Resign in haste and repent at leisure – here are tips on how to resign gracefully.
Everyone leaves a job for a different reason, you might be moving overseas, taking a step up in your career, retiring or worst case scenario, leaving to go to a competitor, whatever the case, learning the art of how to resign gracefully is critical to progress in your career. You may not want to return to the company or even stay within the same industry but here are five tips to keeping an amicable relationship with your boss and work colleagues.
Give adequate notice
Most employers will stipulate how many weeks’ notice you can give, normally four weeks is the standard time. You may be able to come to a different agreement if you negotiate with your employer. However, you should resign gracefully and work out your notice period. Your new employer should understand that you need to give your boss adequate time for you to a proper handover (see below) and find a replacement.
Do a proper handover
A handover is when you have a meeting with the person replacing you or another representative of the company like your manager and explain what work needs to be done, how your work is done and when it needs to be done. Some companies prefer you to return back to the company to train a new employee. You may want to offer to do this training which will hold you in good stead with your current company.

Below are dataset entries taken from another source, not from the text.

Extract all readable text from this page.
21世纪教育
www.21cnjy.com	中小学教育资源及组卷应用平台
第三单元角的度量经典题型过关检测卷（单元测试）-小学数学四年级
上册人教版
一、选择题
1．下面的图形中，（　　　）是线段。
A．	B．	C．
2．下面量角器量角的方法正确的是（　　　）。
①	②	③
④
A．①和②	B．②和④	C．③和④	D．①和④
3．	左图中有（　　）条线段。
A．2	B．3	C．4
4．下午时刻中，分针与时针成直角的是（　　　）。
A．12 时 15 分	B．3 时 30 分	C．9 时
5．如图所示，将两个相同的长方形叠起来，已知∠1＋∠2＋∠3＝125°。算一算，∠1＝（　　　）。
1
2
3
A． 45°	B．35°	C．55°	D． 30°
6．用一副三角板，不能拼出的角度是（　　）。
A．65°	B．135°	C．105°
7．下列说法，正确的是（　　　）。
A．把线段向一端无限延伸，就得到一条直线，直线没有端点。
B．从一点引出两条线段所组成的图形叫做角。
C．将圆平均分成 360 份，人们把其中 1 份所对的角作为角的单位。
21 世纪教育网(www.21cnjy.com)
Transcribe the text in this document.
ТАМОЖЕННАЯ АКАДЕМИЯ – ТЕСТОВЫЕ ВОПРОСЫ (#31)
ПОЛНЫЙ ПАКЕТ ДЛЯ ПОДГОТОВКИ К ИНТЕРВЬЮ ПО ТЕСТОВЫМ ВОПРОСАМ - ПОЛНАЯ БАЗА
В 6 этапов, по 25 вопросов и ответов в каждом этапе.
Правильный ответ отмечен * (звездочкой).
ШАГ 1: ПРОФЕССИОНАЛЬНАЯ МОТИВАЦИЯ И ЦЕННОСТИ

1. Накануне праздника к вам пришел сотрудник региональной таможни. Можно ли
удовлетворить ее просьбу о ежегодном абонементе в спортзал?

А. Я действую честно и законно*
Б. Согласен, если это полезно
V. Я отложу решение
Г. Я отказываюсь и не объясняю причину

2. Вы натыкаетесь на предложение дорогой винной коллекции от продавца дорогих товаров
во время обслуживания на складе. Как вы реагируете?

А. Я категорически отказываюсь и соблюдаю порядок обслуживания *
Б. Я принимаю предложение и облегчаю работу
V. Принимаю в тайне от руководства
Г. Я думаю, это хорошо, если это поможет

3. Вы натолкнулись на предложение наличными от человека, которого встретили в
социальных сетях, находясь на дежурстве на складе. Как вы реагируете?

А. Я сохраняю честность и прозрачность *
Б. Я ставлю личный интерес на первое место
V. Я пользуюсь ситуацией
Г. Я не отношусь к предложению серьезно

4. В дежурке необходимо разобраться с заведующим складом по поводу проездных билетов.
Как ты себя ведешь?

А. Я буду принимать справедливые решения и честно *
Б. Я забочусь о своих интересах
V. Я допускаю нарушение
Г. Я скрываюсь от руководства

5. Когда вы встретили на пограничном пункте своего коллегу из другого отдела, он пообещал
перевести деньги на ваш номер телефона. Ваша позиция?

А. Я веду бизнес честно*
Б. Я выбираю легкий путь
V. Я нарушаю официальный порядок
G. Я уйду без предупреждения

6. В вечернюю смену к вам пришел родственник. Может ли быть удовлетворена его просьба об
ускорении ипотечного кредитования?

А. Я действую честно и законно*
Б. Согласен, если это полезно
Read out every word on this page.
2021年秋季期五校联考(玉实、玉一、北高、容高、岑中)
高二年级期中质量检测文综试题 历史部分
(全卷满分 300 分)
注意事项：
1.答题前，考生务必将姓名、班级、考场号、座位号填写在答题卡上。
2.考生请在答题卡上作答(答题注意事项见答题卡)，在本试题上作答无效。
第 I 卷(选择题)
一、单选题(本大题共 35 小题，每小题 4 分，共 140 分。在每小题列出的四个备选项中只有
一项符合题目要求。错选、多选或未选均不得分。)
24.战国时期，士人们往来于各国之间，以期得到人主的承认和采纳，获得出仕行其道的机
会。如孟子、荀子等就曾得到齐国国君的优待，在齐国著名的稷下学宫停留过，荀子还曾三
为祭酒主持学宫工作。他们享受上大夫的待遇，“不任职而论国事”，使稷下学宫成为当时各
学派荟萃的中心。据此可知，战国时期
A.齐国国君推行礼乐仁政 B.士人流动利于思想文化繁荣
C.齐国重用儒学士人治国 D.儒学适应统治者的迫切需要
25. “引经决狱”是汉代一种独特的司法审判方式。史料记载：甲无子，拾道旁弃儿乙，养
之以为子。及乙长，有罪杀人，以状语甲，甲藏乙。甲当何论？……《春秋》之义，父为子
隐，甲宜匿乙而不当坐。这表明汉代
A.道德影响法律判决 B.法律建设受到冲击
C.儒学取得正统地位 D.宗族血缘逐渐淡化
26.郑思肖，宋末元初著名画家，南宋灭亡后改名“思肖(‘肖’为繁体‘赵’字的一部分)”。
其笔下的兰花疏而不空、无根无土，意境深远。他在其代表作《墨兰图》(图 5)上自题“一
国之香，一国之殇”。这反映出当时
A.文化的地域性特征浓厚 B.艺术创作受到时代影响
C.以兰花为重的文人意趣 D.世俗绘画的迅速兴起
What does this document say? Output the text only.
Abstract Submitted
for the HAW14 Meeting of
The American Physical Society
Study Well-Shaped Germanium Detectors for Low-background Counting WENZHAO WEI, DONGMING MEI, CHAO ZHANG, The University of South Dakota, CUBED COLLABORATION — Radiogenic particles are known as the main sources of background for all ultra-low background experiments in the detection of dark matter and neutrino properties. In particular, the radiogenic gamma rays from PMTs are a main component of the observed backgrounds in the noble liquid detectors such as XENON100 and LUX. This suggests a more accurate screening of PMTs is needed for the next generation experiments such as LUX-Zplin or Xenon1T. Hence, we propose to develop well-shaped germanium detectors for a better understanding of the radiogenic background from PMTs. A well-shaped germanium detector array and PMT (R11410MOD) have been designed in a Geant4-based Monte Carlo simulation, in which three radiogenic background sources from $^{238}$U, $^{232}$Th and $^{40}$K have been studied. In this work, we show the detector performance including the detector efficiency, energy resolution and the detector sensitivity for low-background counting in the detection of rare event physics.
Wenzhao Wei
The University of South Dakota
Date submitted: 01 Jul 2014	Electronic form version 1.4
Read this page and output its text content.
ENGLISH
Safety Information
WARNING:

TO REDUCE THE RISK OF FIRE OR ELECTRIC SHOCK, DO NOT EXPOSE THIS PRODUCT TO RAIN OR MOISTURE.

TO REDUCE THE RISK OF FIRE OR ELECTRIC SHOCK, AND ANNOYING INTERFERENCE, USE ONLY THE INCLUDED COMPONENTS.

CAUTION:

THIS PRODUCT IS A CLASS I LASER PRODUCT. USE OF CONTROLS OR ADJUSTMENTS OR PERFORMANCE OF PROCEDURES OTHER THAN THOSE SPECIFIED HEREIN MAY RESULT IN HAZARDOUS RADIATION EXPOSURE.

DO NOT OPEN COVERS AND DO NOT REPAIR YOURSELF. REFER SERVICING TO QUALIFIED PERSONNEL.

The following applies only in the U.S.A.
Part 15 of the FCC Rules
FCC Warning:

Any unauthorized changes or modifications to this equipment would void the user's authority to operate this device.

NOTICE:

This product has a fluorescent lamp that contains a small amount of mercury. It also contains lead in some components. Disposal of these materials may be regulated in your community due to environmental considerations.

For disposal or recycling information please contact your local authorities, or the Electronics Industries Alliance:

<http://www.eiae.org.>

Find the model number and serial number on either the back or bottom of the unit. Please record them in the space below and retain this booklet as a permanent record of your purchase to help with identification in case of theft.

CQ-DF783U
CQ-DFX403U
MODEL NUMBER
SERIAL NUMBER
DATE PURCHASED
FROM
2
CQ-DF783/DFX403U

Do not bad mouth the company
Even if you are leaving, resist the temptation to badmouth your boss and other colleagues you don’t like on the way out. You never know who to trust in an organisation and you don’t know if what you are saying is being passed onto other people in the company. If you have a genuine beef with a colleague but they may impact on your future prospects, consider just walking away instead of confronting them directly.
Do not slack off
You may think that when you’re leaving, you won’t have to worry about the consequences and thereby taking the opportunity to move from fifth gear down to first but remember your manager is still likely going to be called upon for a reference (even far into the future). It might also leave a bad taste in the mouth of your soon to be ex-colleagues. Even though you no longer will work with them, they are still a part of your business network and bad news travels fast.
Keep those bridges intact
As satisfying as it may seem to call your boss every name under the sun as you waltz through the door with your cupboard box in hand, don’t burn your bridges. Even if you are moving to a different country or to a totally different industry, your past may catch up with you. Not only does it reek of unprofessionalism, you don’t want to lower yourself to your level. Rise above it and walk out with your head high.
There is a plethora of advice out there on how to write a resume and cover letter, tips on how to interview well and guidance on how to negotiate a salary rise and office politics but no one ever teaches you how to resign gracefully. By acting in a professional manner, you can look at your notice period as an opportunity to maintain a positive rapport with your employer and strengthen the relationship with your current colleagues.